“Don’t forget your banjo”
Take a deep breath… the 1963 musical Half A Sixpence by Beverley Cross and David Heneker, based on the HG Wells novel Kipps: The Story of a Simple Soul, has been adapted anew for Chichester audiences with Julian Fellowes writing a fresh book and George Stiles and Anthony Drewe adding new music and lyrics to Heneker’s original songs. And because Cameron Mackintosh is Cameron Mackintosh, he gets a co-creator credit.
Originally written as a star vehicle for Tommy Steele, Half A Sixpence is the story of Arthur Kipps, an orphan who dreams of a better life whilst earning a pittance as a draper’s assistant in Shalford’s Bazaar, Folkestone. An unexpected bequest thrusts a fortune into his hands but his meteoric rise in society leaves him conflicted about his place in life as his heart is pulled between two very different young women (and a banjo).
Rachel Kavanaugh’s production in all its old-fashioned charm is perfectly pitched for the Chichester audience (who to a person probably know who Tommy Steele was – I had to look him up!) and the Edwardian bandstand of Paul Brown’s revolving set design nods to this. And fans of Downton Abbey won’t mind Baron Fellowes of West Stafford once again giving us his inimitable if oft-repeated take on the British class system.
For Half A Sixpence has much going for it, not least in some astute casting from Trevor Jackson and Paul Wooller in finding relative newcomers Devon-Elise Johnson and Charlie Stemp to lead the cast. Johnson is highly appealing as Ann, Kipps’ childhood sweetheart, and Stemp is sure to be launched into the stratosphere as Kipps himself – an extraordinary dancer, an effortlessly strong singer, and endlessly endearing as he stumbles through the vagaries of high society, we’ll be talking about him in years to come, mark my words.
Add in vibrant supporting performances from the equally vivacious Emma Williams and Ian Bartholomew as Kipps’ other love interest and strange benefactor respectively, and typically stage-filling choreography from Andrew Wright and it is hard to resist the show. It felt a little sluggish to start with for me, packing the two stand-out showstopper numbers into the second half leaves it feeling a tad unbalanced but the joys of ‘Pick Out A Simple Tune’ and ‘Flash Bang Wallop’ are the stuff of musical theatre heaven.

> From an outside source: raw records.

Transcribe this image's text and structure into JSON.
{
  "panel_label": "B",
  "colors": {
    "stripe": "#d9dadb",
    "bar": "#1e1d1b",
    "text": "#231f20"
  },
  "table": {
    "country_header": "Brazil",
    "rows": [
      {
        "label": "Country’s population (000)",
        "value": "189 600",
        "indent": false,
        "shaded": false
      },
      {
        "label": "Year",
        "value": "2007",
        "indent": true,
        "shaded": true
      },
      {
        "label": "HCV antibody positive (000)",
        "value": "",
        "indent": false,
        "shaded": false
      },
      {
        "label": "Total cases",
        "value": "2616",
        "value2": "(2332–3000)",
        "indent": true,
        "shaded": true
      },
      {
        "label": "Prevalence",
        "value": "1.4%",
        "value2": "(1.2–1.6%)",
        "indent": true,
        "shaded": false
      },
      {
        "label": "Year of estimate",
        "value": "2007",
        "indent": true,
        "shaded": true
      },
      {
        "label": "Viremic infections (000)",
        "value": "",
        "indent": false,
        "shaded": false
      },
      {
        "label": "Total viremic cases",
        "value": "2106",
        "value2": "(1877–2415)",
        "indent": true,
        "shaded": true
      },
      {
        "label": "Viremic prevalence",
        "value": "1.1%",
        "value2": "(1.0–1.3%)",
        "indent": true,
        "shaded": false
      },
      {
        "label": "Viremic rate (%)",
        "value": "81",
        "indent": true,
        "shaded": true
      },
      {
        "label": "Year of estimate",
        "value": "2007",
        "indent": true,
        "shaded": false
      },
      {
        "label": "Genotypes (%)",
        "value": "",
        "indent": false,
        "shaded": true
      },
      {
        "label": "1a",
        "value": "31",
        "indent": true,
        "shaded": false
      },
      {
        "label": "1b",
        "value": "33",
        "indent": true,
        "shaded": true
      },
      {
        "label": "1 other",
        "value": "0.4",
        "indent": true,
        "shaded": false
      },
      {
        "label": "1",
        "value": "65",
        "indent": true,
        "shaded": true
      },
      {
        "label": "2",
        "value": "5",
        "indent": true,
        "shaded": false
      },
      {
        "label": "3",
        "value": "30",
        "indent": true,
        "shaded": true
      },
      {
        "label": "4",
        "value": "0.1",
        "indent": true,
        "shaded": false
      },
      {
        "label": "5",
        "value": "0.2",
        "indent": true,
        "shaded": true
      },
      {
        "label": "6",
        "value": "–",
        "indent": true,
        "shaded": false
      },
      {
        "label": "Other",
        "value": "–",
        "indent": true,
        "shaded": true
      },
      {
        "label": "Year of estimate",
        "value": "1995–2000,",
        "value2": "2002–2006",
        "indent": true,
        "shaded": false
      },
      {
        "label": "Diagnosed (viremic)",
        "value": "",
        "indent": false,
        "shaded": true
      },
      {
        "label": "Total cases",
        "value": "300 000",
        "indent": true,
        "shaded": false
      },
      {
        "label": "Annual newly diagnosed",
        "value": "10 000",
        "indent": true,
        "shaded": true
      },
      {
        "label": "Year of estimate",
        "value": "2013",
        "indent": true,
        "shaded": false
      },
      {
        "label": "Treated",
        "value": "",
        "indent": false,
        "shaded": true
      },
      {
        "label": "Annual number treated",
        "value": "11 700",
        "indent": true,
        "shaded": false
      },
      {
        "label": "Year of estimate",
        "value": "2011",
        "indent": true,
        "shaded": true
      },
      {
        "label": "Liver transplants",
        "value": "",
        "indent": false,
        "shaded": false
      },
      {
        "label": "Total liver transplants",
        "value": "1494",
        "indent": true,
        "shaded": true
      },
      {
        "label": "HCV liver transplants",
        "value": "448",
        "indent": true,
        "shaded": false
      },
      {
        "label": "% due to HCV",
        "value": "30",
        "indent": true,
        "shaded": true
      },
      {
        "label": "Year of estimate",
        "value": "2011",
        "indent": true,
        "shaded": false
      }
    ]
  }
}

Stiles and Drewe have added 7 new songs to the score, partly in an attempt make the show more of an ensemble piece than a straight-up star vehicle (15 of the original 17 numbers were sung by Steele) and they mesh very well together, the composing duo always at home in this more retro atmosphere. And the company thrive under Kavanaugh’s increasingly enthusiastic direction and the bright sound of the band under conductor Graham Hurman – the smiles on their faces (particularly Rebecca Jayne-Davies and Bethany Huckle, whose dancing stood out for me too) really convince you they’re having the time of their life on the stage.
Though Half A Sixpence is undoubtedly a success, it has to rank as something of a qualified one for me though. Employing a company of 24 without any ethnic diversity has got to become a relic of the past, it’s just not good enough and even if the show is set at the turn of the last century, something still rankles about the height of the sole female apprentice’s ambitions being to become a wife and mother – with this many levels of interventions of new books and new songs, to just leave this as is feels like a missed opportunity to change the larger narrative for the better.
Make no mistake, there is still lots to enjoy here, not least some live bassoon playing, 24 banjos, a vividly effective yellow and black costume theme, Emma Williams’ sad-face, Stemp’s impending stardom and a cuddly toy. I’m willing to bet more than half a sixpence that we’ll be seeing this show in the West End before too long but there’s something about the openness of the stage at the main house at Chichester Festival Theatre that is just infinitely more appealing.